One way to approximate the probability of matching birthdays is to consider each pair of persons as a possible match and compute the expected number of matching pairs. There are $\binom n2$ pairs of persons in the group. A pair of persons has a $\frac1d$ probability to have the same birthday ($d^2$ possible combinations of birthdays, all equally likely by assumption, among which $d$ are matching dates). The expected number of pairs with the same birthday is therefore $$ \lambda_0 = \frac1d \binom n2. $$ (If there are more than two persons born on a particular day of the year, this method counts all pairs of persons in that group as a pair with matching birthdays).
If the number of matching pairs had a Poisson distribution $X_0$ then the expected number of pairs $\lambda_0$ would be the parameter of that distribution.
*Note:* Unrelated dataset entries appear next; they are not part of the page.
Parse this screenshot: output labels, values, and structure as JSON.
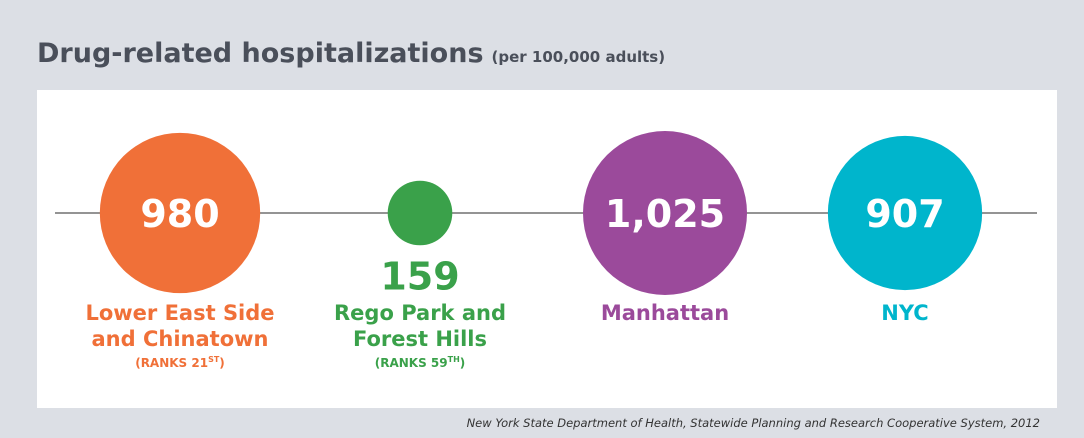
{
  "chart_data": {
    "type": "bubble",
    "title": "Drug-related hospitalizations",
    "subtitle": "(per 100,000 adults)",
    "categories": [
      "Lower East Side and Chinatown",
      "Rego Park and Forest Hills",
      "Manhattan",
      "NYC"
    ],
    "values": [
      980,
      159,
      1025,
      907
    ],
    "value_labels": [
      "980",
      "159",
      "1,025",
      "907"
    ],
    "colors": [
      "#f07038",
      "#3aa14a",
      "#9b4a9b",
      "#00b5cc"
    ],
    "ranks": [
      {
        "text": "(RANKS 21",
        "suffix": "ST",
        "end": ")"
      },
      {
        "text": "(RANKS 59",
        "suffix": "TH",
        "end": ")"
      },
      null,
      null
    ],
    "source": "New York State Department of Health, Statewide Planning and Research Cooperative System, 2012"
  }
}
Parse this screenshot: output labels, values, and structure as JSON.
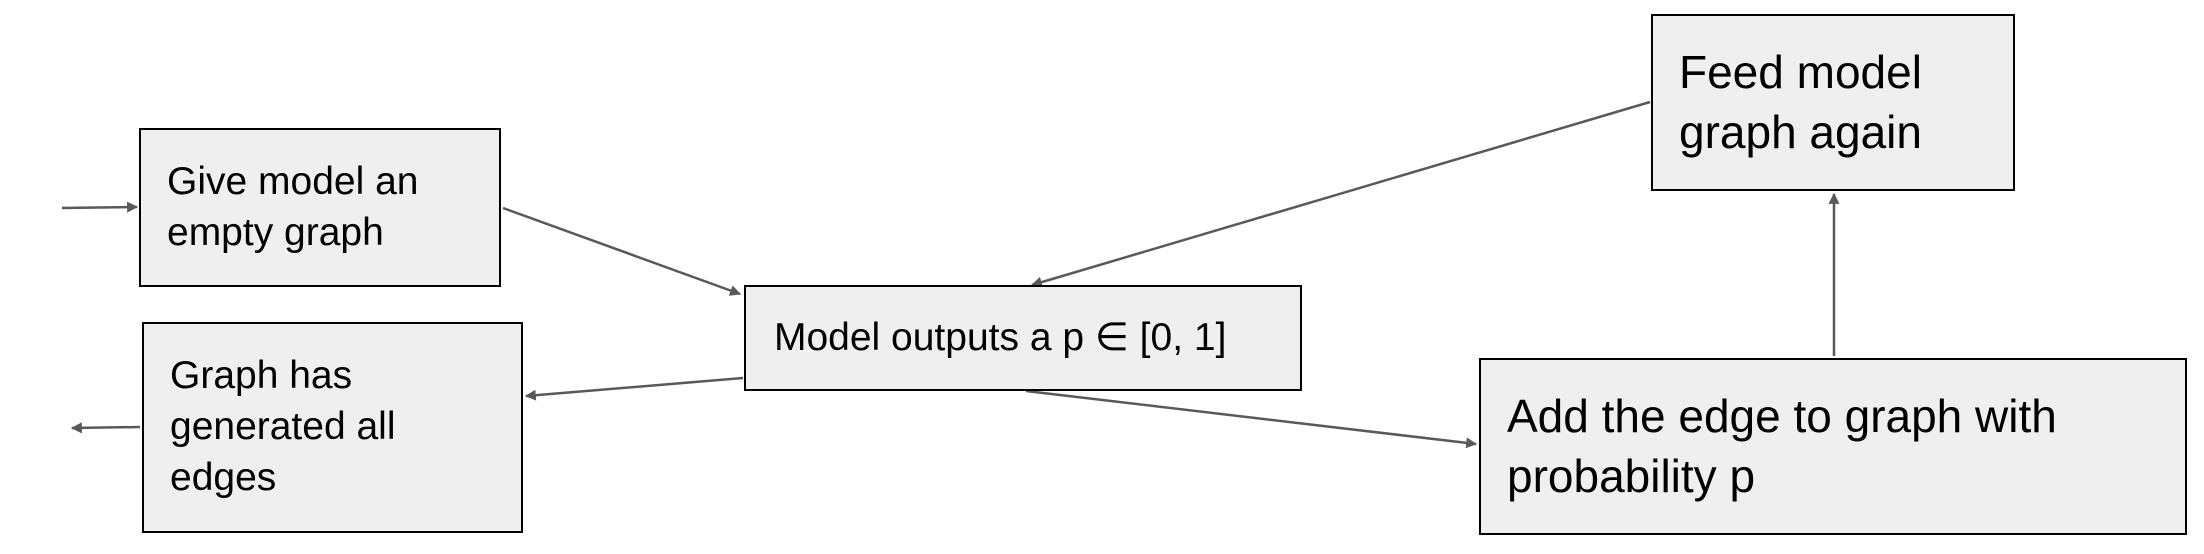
{
  "colors": {
    "node_fill": "#efefef",
    "node_border": "#000000",
    "arrow": "#595959",
    "text": "#000000"
  },
  "nodes": {
    "give_model": {
      "text": "Give model an empty graph"
    },
    "model_outputs": {
      "text": "Model outputs a p ∈ [0, 1]"
    },
    "graph_done": {
      "text": "Graph has generated all edges"
    },
    "add_edge": {
      "text": "Add the edge to graph with probability p"
    },
    "feed_again": {
      "text": "Feed model graph again"
    }
  },
  "edges": [
    {
      "from": "start",
      "to": "give_model"
    },
    {
      "from": "give_model",
      "to": "model_outputs"
    },
    {
      "from": "model_outputs",
      "to": "graph_done"
    },
    {
      "from": "graph_done",
      "to": "end"
    },
    {
      "from": "model_outputs",
      "to": "add_edge"
    },
    {
      "from": "add_edge",
      "to": "feed_again"
    },
    {
      "from": "feed_again",
      "to": "model_outputs"
    }
  ]
}
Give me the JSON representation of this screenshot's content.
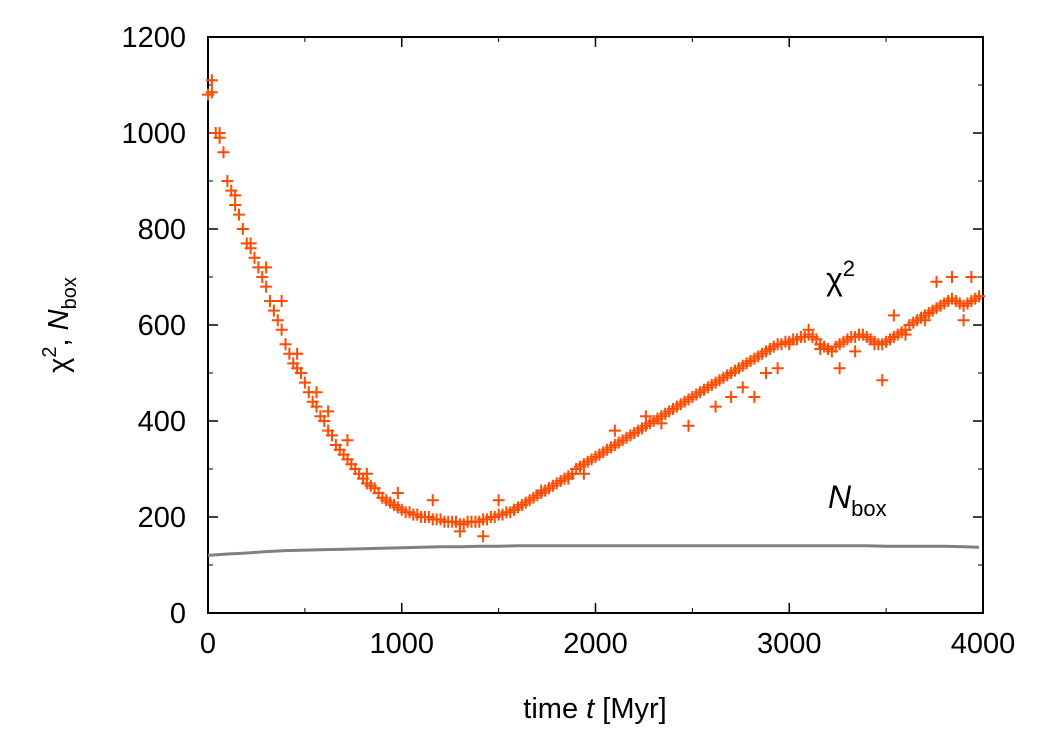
{
  "chart_data": {
    "type": "scatter",
    "xlabel": {
      "pre": "time ",
      "var": "t",
      "post": " [Myr]"
    },
    "ylabel": {
      "chi": "χ",
      "sup": "2",
      "sep": ", ",
      "n": "N",
      "sub": "box"
    },
    "xlim": [
      0,
      4000
    ],
    "ylim": [
      0,
      1200
    ],
    "xticks": [
      "0",
      "1000",
      "2000",
      "3000",
      "4000"
    ],
    "yticks": [
      "0",
      "200",
      "400",
      "600",
      "800",
      "1000",
      "1200"
    ],
    "grid": false,
    "series": [
      {
        "name": "χ²",
        "style": "plus-markers",
        "color": "#ff4a00",
        "x": [
          0,
          20,
          40,
          60,
          80,
          100,
          120,
          140,
          160,
          180,
          200,
          220,
          240,
          260,
          280,
          300,
          320,
          340,
          360,
          380,
          400,
          420,
          440,
          460,
          480,
          500,
          520,
          540,
          560,
          580,
          600,
          620,
          640,
          660,
          680,
          700,
          720,
          740,
          760,
          780,
          800,
          820,
          840,
          860,
          880,
          900,
          920,
          940,
          960,
          980,
          1000,
          1020,
          1040,
          1060,
          1080,
          1100,
          1120,
          1140,
          1160,
          1180,
          1200,
          1220,
          1240,
          1260,
          1280,
          1300,
          1320,
          1340,
          1360,
          1380,
          1400,
          1420,
          1440,
          1460,
          1480,
          1500,
          1520,
          1540,
          1560,
          1580,
          1600,
          1620,
          1640,
          1660,
          1680,
          1700,
          1720,
          1740,
          1760,
          1780,
          1800,
          1820,
          1840,
          1860,
          1880,
          1900,
          1920,
          1940,
          1960,
          1980,
          2000,
          2020,
          2040,
          2060,
          2080,
          2100,
          2120,
          2140,
          2160,
          2180,
          2200,
          2220,
          2240,
          2260,
          2280,
          2300,
          2320,
          2340,
          2360,
          2380,
          2400,
          2420,
          2440,
          2460,
          2480,
          2500,
          2520,
          2540,
          2560,
          2580,
          2600,
          2620,
          2640,
          2660,
          2680,
          2700,
          2720,
          2740,
          2760,
          2780,
          2800,
          2820,
          2840,
          2860,
          2880,
          2900,
          2920,
          2940,
          2960,
          2980,
          3000,
          3020,
          3040,
          3060,
          3080,
          3100,
          3120,
          3140,
          3160,
          3180,
          3200,
          3220,
          3240,
          3260,
          3280,
          3300,
          3320,
          3340,
          3360,
          3380,
          3400,
          3420,
          3440,
          3460,
          3480,
          3500,
          3520,
          3540,
          3560,
          3580,
          3600,
          3620,
          3640,
          3660,
          3680,
          3700,
          3720,
          3740,
          3760,
          3780,
          3800,
          3820,
          3840,
          3860,
          3880,
          3900,
          3920,
          3940,
          3960,
          3980
        ],
        "y": [
          1080,
          1110,
          1000,
          990,
          960,
          900,
          880,
          850,
          830,
          800,
          770,
          760,
          740,
          720,
          700,
          680,
          650,
          630,
          610,
          590,
          560,
          540,
          520,
          510,
          500,
          480,
          460,
          440,
          430,
          410,
          400,
          380,
          370,
          350,
          340,
          330,
          320,
          310,
          300,
          290,
          280,
          270,
          265,
          260,
          250,
          240,
          235,
          230,
          225,
          220,
          215,
          210,
          210,
          205,
          205,
          200,
          200,
          200,
          195,
          195,
          195,
          190,
          190,
          190,
          190,
          185,
          185,
          190,
          190,
          190,
          190,
          195,
          195,
          200,
          200,
          205,
          205,
          210,
          210,
          215,
          220,
          225,
          230,
          235,
          240,
          245,
          250,
          255,
          260,
          265,
          270,
          275,
          280,
          285,
          290,
          300,
          305,
          310,
          315,
          320,
          325,
          330,
          335,
          340,
          345,
          350,
          355,
          360,
          365,
          370,
          375,
          380,
          385,
          390,
          395,
          400,
          405,
          410,
          415,
          420,
          425,
          430,
          435,
          440,
          445,
          450,
          455,
          460,
          465,
          470,
          475,
          480,
          485,
          490,
          495,
          500,
          505,
          510,
          515,
          520,
          525,
          530,
          535,
          540,
          545,
          550,
          555,
          560,
          560,
          565,
          565,
          570,
          570,
          575,
          575,
          580,
          575,
          570,
          560,
          555,
          550,
          545,
          555,
          560,
          565,
          570,
          575,
          575,
          580,
          580,
          575,
          570,
          565,
          560,
          560,
          565,
          570,
          575,
          580,
          585,
          590,
          600,
          605,
          610,
          615,
          620,
          625,
          630,
          635,
          640,
          645,
          650,
          655,
          650,
          645,
          640,
          645,
          650,
          655,
          660
        ],
        "extra_points": [
          [
            20,
            1085
          ],
          [
            60,
            1000
          ],
          [
            140,
            870
          ],
          [
            220,
            770
          ],
          [
            300,
            720
          ],
          [
            380,
            650
          ],
          [
            460,
            540
          ],
          [
            560,
            460
          ],
          [
            620,
            420
          ],
          [
            720,
            360
          ],
          [
            820,
            290
          ],
          [
            980,
            250
          ],
          [
            1160,
            235
          ],
          [
            1300,
            170
          ],
          [
            1420,
            160
          ],
          [
            1500,
            235
          ],
          [
            1580,
            215
          ],
          [
            1720,
            255
          ],
          [
            1860,
            280
          ],
          [
            1940,
            290
          ],
          [
            2100,
            380
          ],
          [
            2260,
            410
          ],
          [
            2340,
            395
          ],
          [
            2480,
            390
          ],
          [
            2620,
            430
          ],
          [
            2700,
            450
          ],
          [
            2760,
            470
          ],
          [
            2820,
            450
          ],
          [
            2880,
            500
          ],
          [
            2940,
            510
          ],
          [
            3000,
            560
          ],
          [
            3100,
            590
          ],
          [
            3160,
            550
          ],
          [
            3260,
            510
          ],
          [
            3340,
            545
          ],
          [
            3440,
            560
          ],
          [
            3480,
            485
          ],
          [
            3540,
            620
          ],
          [
            3600,
            580
          ],
          [
            3700,
            610
          ],
          [
            3760,
            690
          ],
          [
            3840,
            700
          ],
          [
            3900,
            610
          ],
          [
            3940,
            700
          ]
        ]
      },
      {
        "name": "N_box",
        "style": "line",
        "color": "#808080",
        "x": [
          0,
          100,
          200,
          300,
          400,
          500,
          600,
          700,
          800,
          900,
          1000,
          1100,
          1200,
          1300,
          1400,
          1500,
          1600,
          1700,
          1800,
          1900,
          2000,
          2100,
          2200,
          2300,
          2400,
          2500,
          2600,
          2700,
          2800,
          2900,
          3000,
          3100,
          3200,
          3300,
          3400,
          3500,
          3600,
          3700,
          3800,
          3900,
          3980
        ],
        "y": [
          120,
          123,
          125,
          128,
          130,
          131,
          132,
          133,
          134,
          135,
          136,
          137,
          138,
          138,
          139,
          139,
          140,
          140,
          140,
          140,
          140,
          140,
          140,
          140,
          140,
          140,
          140,
          140,
          140,
          140,
          140,
          140,
          140,
          140,
          140,
          139,
          139,
          139,
          139,
          138,
          137
        ]
      }
    ],
    "annotations": {
      "chi": {
        "base": "χ",
        "sup": "2"
      },
      "nbox": {
        "base": "N",
        "sub": "box"
      }
    }
  }
}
The chance that there are no matching pairs would therefore be the probability $$ P(X_0 = 0) = e^{-\lambda_0} = e^{-n(n-1)/(2d)}. $$ The number of matching pairs does not have a Poisson distribution but it's close enough for a decent approximation. Note that this approximation is the same as $$ e^{-1/d} e^{-2/d} e^{-3/d} \cdots e^{-(n-1)/d} $$ where each term is the approximation $e^{-k/d} \approx 1 - \frac kd,$ so the product approximates \begin{align} 1 \left(1 - \frac1d\right)\left(1 - \frac2d\right)\cdots\left(1 - \frac{n-1}d\right) &= \frac dd \cdot \frac{d-1}{d} \cdot \frac{d-2}{d} \cdot \cdots \cdot \frac{d-(n-1)}{d} \\ &= \frac{d(d-1)(d-2)\cdots (d-(n-1))}{d^n}. \end{align}
Another approach is to consider each day of the year as a possible shared birthday and compute the expected number of shared birthdays. The expected number of persons born on any particular day of the year is $$\lambda_1 = \frac nd.$$ If the number of persons born on a particular date were a Poisson variable $Y_i$ ($1 \leq i \leq d$) with expected value $\lambda_1$ and the variables $Y_i$ were all independently distributed (neither of these things is true, but this is an approximation), the probability of no two persons born on a particular date would be $$ P(Y_i = 0) + P(Y_i = 1) = e^{-\lambda_1} + \lambda_1 e^{-\lambda_1} = (1 + \lambda_1) e^{-\lambda_1}. $$ and the probability of no matching birthdays for the entire year would be the probability that this happened on every day, $$ \left((1 + \lambda_1) e^{-\lambda_1}\right)^d = (1 + \lambda_1)^d e^{-d\lambda_1} = \left(1 + \frac nd\right)^d e^{-n}. $$
Both methods can be generalized for the probability that there is a subset of at least $m$ persons among the $n$ who all share the same birthday, for a given $m \geq 2.$
For the first method, there are $\binom nm$ subsets of $m$ persons and each subset has a $\left(\frac 1d\right)^{m-1}$ probability of all having the same birthday ($d^m$ possible combinations of birthdays of which $d$ are matching). So we simply set $\lambda_0$ to $$ \lambda_0 = \frac{1}{d^{m-1}} \binom nm $$ and again the probability that we do not have a matching set is $e^{-\lambda_0}.$
For the second method, the expected number of persons born on any particular day of the year is still $\lambda_1 = \frac nd$, but the probability of no $m$ persons born on that day is \begin{multline} P(Y_i = 0) + P(Y_i = 1) + P(Y_i = 2) + \cdots + P(Y_i = m-1) \\ = \left(1 + \frac{\lambda_1}{1!} + \frac{\lambda_1^2}{2!} + \cdots + \frac{\lambda_1^{m-1}}{(m-1)!} \right) e^{-\lambda_1} \end{multline} and therefore the probability of no matching set on any of the $d$ days is $$ \left(1 + \frac{n}{1!\,d} + \frac{n^2}{2!\,d^2} + \cdots + \frac{n^{m-1}}{(m-1)!\,d^{m-1}} \right)^d e^{-n}. $$
I have used this last approximation in a birthday-probability calculator in order to estimate the number of persons necessary to get a certain probability of a subset of $m$ matching birthdays (because for $m>2$ the exact formula is not nearly as nice as for $m=2$ and it is not so easy to simply increase $n$ by $1$) and it usually got me close enough to the correct result. ("Close enough" meant that I could use this result to guess the required number of persons for the desired probability and do only two or three exact calculations to find the actual result.)